In the stock market, rising rates which translates to a higher cost of capital, will be detrimental to businesses but especially so for financial, property and construction counters. With higher installments, investors will think twice about purchasing houses. The effect of fewer buyers coupled with desperate sellers who are on floating rate mortgages and about to reset higher will not be kind to the property sector. REITs, if they happen to have excessive debts and require refinancing, will also be tested once interest rates increase.
As for China, it is losing its luster as a get-rich-quick destination right now. The government has clamped down hard on property speculators, restricted hot money inflows and outflows and it may yet raise banks’ reserve ratio requirement for the nation’s banks to 18%.
All these measures are calibrated to burst the bubble and yield benefits in the long term, but in the short run, nobody knows if the pendulum will swing too far and result in a second dip. Thus, parking cash in yuan, hoping there will be an appreciation, is not a sure bet if the Chinese economy cools down drastically.
Under such circumstances, gold remains the favorite asset for investors who love a safe haven. Even if gold achieved a year high of $1169, there is more upside to go.

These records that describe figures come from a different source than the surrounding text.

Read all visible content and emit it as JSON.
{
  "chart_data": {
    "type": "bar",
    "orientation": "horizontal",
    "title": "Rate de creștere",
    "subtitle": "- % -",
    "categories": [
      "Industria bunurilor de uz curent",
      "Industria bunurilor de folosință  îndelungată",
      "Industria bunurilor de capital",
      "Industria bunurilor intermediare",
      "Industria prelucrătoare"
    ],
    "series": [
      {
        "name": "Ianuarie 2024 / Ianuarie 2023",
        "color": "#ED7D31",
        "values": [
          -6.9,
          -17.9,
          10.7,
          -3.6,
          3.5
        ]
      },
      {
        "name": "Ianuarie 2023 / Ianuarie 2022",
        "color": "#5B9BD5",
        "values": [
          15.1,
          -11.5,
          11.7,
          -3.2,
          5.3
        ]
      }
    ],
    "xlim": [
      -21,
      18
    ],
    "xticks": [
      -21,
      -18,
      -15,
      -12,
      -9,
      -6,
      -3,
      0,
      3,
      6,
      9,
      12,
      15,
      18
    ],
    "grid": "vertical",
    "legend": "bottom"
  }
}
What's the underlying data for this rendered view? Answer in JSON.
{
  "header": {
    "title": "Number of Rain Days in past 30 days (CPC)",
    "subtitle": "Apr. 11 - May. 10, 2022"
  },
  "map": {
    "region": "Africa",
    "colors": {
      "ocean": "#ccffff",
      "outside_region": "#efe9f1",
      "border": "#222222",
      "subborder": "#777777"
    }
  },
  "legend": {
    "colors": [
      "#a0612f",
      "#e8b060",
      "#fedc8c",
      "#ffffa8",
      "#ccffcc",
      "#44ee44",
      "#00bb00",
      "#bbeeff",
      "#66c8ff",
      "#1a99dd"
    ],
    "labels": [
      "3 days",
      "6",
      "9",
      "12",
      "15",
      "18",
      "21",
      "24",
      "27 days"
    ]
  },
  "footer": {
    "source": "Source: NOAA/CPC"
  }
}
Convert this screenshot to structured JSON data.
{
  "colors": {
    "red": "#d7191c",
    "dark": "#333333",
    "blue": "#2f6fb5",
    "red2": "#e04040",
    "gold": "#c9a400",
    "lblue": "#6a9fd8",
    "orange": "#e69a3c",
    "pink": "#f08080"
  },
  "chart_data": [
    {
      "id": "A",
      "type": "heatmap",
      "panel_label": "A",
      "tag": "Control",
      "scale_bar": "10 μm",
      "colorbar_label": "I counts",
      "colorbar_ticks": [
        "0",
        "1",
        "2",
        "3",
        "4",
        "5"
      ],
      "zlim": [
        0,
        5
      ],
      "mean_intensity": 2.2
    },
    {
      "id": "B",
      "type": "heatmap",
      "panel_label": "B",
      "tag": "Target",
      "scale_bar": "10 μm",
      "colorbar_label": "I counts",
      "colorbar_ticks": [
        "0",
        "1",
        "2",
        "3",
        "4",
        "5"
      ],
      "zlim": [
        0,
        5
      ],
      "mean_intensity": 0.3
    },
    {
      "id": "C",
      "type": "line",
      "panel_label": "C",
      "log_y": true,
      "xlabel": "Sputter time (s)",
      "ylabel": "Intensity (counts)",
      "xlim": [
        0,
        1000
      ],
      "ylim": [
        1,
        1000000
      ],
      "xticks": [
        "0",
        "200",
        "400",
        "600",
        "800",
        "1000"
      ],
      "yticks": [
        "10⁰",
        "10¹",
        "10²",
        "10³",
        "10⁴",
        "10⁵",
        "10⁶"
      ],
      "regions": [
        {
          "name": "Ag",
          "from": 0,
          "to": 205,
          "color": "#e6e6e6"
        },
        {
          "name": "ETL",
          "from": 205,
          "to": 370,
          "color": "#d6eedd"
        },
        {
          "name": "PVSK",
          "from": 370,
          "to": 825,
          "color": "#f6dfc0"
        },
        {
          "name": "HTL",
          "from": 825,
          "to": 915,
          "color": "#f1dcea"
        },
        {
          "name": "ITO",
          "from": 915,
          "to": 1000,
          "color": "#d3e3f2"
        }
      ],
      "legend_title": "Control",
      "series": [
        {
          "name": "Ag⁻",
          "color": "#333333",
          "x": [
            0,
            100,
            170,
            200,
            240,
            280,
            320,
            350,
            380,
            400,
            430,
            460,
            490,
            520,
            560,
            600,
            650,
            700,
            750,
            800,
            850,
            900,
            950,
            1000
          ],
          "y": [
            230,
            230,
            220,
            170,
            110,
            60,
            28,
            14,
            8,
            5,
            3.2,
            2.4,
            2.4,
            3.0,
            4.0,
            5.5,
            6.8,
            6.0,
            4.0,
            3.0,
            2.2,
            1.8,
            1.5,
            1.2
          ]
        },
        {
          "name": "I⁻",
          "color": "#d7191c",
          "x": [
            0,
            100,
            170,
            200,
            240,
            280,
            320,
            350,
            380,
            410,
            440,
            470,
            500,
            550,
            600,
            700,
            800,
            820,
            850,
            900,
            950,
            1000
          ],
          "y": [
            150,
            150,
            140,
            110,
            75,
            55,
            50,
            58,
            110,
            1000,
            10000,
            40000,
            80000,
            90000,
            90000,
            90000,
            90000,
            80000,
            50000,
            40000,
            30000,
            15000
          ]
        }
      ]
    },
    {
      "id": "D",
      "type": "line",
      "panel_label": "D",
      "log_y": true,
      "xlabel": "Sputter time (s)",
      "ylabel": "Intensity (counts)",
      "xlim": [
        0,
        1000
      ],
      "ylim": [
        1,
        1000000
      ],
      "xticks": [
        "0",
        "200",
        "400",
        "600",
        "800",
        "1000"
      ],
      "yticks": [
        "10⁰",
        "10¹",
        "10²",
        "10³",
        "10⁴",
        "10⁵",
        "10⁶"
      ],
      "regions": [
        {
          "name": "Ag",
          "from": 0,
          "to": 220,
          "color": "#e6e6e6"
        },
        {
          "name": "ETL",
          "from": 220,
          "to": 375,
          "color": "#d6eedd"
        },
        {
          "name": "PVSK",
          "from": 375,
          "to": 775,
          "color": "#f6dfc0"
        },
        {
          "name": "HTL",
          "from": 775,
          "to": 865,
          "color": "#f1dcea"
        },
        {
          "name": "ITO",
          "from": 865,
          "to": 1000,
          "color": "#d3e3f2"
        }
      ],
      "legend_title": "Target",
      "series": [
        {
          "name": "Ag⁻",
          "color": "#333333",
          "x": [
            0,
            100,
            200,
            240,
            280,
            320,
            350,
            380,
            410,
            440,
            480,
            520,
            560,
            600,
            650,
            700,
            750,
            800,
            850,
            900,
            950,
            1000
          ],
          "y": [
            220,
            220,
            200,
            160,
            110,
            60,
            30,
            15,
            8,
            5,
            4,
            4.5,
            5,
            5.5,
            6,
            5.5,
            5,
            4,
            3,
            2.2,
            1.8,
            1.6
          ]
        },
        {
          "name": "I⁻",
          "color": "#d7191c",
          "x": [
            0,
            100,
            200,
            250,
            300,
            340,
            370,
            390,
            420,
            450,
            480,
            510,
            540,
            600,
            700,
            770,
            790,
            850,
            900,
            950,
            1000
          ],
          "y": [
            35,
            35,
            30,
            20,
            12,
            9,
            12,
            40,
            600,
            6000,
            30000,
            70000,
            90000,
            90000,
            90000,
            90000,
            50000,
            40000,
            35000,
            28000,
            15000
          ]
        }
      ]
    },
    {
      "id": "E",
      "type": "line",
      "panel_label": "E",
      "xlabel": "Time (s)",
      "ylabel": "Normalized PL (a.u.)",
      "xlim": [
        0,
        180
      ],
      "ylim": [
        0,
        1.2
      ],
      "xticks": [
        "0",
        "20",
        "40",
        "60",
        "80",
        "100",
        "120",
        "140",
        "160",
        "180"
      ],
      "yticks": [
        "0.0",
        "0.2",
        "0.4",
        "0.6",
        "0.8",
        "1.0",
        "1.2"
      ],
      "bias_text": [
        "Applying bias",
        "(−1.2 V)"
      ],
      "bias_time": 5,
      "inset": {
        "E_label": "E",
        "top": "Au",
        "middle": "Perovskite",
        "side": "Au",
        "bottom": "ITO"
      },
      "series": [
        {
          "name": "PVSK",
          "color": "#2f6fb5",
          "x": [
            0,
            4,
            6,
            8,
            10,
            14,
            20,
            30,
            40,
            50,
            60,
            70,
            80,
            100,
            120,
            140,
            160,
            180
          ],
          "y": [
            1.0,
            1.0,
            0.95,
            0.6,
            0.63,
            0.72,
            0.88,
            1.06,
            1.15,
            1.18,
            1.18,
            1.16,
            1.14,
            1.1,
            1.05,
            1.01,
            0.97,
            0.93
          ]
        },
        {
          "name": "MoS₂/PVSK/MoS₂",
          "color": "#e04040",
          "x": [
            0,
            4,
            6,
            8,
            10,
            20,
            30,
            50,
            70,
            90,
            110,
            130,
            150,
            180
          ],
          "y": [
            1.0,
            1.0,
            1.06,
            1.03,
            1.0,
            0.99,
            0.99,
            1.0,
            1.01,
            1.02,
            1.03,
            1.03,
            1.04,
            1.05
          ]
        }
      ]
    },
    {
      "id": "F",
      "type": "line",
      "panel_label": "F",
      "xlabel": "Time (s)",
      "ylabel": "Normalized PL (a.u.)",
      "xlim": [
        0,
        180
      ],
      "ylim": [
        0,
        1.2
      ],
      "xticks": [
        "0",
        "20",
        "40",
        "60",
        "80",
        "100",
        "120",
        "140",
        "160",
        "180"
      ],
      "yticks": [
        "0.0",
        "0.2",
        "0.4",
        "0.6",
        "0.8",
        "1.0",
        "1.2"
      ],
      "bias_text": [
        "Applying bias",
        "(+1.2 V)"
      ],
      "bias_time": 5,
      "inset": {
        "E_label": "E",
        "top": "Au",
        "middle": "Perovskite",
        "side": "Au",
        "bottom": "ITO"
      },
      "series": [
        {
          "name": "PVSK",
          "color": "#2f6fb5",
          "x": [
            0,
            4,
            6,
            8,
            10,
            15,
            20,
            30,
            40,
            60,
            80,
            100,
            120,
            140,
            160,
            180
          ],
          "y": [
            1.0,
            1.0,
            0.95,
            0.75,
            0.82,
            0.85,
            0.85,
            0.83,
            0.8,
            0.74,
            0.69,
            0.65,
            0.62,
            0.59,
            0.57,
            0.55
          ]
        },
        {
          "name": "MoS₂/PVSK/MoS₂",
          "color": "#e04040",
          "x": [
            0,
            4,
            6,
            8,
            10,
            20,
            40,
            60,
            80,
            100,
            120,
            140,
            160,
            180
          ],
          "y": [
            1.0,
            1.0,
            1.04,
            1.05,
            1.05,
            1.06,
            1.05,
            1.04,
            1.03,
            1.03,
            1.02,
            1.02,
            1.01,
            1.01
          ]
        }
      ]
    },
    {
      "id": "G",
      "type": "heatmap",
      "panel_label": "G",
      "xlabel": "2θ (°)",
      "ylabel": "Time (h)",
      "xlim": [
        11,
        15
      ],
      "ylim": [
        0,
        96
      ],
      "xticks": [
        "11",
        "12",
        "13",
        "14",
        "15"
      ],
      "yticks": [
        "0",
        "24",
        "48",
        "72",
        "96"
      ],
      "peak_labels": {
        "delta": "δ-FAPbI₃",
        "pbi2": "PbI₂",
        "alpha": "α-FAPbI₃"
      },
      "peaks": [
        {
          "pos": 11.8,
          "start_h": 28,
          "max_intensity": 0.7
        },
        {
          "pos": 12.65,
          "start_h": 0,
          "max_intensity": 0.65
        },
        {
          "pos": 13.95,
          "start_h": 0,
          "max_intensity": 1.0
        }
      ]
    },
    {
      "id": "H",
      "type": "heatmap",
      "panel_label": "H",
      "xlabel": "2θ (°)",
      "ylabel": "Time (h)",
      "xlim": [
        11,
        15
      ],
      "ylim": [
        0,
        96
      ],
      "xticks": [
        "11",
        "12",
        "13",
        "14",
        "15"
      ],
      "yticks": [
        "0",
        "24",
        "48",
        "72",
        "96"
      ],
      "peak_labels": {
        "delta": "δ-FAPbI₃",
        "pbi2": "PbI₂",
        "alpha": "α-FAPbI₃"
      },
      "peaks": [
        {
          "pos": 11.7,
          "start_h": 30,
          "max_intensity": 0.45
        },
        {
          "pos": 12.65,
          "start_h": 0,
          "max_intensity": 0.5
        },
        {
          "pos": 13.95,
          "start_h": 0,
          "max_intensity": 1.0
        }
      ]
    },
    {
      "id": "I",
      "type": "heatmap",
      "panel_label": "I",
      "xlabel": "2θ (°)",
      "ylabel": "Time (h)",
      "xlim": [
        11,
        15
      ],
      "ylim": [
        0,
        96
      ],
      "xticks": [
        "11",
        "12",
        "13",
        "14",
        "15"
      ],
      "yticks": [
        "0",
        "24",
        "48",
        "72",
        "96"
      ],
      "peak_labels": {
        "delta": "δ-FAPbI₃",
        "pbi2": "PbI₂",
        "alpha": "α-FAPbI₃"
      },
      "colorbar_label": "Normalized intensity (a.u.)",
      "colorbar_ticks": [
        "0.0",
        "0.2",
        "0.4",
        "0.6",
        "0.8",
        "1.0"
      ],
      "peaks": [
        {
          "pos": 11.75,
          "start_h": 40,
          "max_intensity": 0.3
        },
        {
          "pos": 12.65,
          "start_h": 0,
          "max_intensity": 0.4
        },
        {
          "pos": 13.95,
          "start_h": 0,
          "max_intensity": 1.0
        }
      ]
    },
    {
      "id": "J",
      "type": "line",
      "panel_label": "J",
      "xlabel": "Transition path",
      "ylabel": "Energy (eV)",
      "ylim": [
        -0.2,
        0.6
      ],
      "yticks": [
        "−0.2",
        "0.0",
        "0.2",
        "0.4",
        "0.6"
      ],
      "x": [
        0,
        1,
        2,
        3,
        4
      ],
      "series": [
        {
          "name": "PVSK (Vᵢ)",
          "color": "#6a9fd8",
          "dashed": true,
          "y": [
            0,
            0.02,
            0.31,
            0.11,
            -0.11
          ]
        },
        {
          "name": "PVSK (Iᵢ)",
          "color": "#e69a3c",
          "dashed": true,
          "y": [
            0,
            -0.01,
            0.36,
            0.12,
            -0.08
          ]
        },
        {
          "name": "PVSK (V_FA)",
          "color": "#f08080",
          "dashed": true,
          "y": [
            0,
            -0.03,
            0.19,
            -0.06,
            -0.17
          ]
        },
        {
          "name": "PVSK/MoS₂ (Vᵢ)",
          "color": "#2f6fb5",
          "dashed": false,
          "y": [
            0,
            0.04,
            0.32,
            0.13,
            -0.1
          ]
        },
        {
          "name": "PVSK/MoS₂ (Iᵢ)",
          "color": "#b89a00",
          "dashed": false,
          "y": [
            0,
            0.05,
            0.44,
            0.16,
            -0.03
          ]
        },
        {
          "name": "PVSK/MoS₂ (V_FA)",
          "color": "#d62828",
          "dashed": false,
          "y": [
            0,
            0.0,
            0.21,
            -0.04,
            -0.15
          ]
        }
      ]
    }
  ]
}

The frenzy which ensues from a European collapse will only add to gold’s appeal. And with the ongoing debasement of US dollar, gold has no direct competitor when it comes to preserving our purchasing power.
You can print out trillions of dollars to pick up the slack in the private sector or distort market machinations but you cannot change the primary trend which shows that stocks are in a secular bear market. The stock market can go up higher or lower but it has to come back to its equilibrium, say Dow Jones Index of 10,000, which is why some astute pundits have pointed out that this round figure is nothing to crow about and we will see more of it before the whole episode is over.
As I mentioned in my last post, this is not a year to attempt speculative activities and buying stocks aggressively is a dangerous approach. However, I do encourage buying on the dips, say after 10-15% correction. We have not seen the worst of the carnage which will probably gain momentum in June but if it is any consolation, there could be a rebound in early 2011.